Niente Panico RSI – Puntata del 2026/06/01
Questa è la registrazione della puntata di ieri del programma che conduco in diretta insieme a Rosy Nervi ogni lunedì mattina dalle 9 alle 10 sulla Rete Tre della Radiotelevisione Svizzera. La puntata è riascoltabile qui sul sito della RSI oppure nell’embed qui sotto.
Lo streaming in diretta della Rete Tre è presso www.rsi.ch/audio/rete-tre/live; la mia raccolta completa delle puntate è presso Attivissimo.me/np.
In questa puntata abbiamo parlato di questi temi:
- illusioni dei sensi: perché i laptop con involucro metallico sembrano vibrare al tatto quando sono sotto carica e cos’è la “cecità saccadica”. Traduco il testo di questo video di Hannah Fry: “Avete mai notato che quando state ricaricando il vostro portatile, specialmente se ha un involucro in metallo come un MacBook, e fate scorrere leggermente il dito sul coperchio si avverte quasi un ronzio, come se vibrasse?

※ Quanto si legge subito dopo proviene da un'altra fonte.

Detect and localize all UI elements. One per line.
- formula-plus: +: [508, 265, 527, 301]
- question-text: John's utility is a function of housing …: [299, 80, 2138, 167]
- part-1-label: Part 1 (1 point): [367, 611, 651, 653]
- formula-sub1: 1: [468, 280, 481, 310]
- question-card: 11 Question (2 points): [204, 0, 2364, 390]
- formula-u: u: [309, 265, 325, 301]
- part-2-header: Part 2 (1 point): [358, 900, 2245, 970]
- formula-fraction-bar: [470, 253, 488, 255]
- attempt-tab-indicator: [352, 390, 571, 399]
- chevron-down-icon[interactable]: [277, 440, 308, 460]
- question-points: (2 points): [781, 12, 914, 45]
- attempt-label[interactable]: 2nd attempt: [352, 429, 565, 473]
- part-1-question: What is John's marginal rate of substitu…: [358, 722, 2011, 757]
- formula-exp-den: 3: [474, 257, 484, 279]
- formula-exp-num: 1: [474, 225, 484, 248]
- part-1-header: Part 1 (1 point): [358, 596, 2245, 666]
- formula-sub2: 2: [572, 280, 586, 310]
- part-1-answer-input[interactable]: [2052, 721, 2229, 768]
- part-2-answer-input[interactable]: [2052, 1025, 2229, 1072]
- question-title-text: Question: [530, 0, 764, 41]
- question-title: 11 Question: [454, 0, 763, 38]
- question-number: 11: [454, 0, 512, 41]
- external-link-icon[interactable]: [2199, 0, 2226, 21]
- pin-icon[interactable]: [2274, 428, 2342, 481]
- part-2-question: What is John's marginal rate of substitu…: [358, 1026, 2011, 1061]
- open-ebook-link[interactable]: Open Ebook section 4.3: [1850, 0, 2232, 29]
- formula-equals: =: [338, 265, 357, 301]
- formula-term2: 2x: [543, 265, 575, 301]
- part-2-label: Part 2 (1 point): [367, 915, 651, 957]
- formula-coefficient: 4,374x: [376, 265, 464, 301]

Non sta vibrando, ma non ve lo state nemmeno immaginando, e il motivo per cui si avverte questa sensazione è davvero incredibile. L’energia che esce dalla presa elettrica nel muro è enorme, è pericolosa e pulsa 50 volte al secondo. Se immetteste tutta quella potenza direttamente nel vostro laptop, si scioglierebbe all’istante. Quindi ciò che fa il vostro alimentatore è trasformare quella potenza che pulsa violentemente in un flusso di elettricità minuscolo, uniforme e sicuro. Ma gli alimentatori non sono perfetti, e quindi parte di quell’elettricità pulsante arriva all’involucro metallico del tuo laptop. Il vostro dito le offre un punto di contatto per raggiungere la terra. Tuttavia, quella che sentite non è corrente elettrica. La corrente è troppo debole per dare una scossa ai vostri nervi. Quello che sentite è in realtà una sorta di illusione tattile perché, mentre quella corrente pulsa attraverso l’involucro, crea una minuscola attrazione elettrostatica tra il dito e il metallo. Quando il dito tocca il metallo, quella forza elettrostatica ne afferra letteralmente la pelle, la lascia andare, la afferra, la lascia andare, la afferra, la lascia andare. E così, mentre fate scorrere il dito sull’involucro, la forza elettrostatica continua a tirare, prima di più, poi di meno, poi di più, poi di meno, modificando sottilmente l’attrito sotto la tua pelle.
Il vostro cervello non ha assolutamente idea di come elaborare una microcorrente elettrostatica, e quindi invia semplicemente alla tua mente il messaggio “Credo che il metallo stia vibrando”.
A proposito, se volete rendere l’effetto più forte, dovete essere leggermente sudati. Il sale nel sudore vi rende un conduttore migliore, il che rende l’attrazione elettrostatica più forte. Quindi, se il vostro portatile vi sembra più aggressivamente ronzante del solito, magari provate a lavarvi le mani.” - 60 anni di Star Trek e la mia partecipazione alla Fedcon;
- il centenario della nascita di Marilyn Monroe e il mito della bellezza “naturale” delle star maschili e femminili del cinema classico.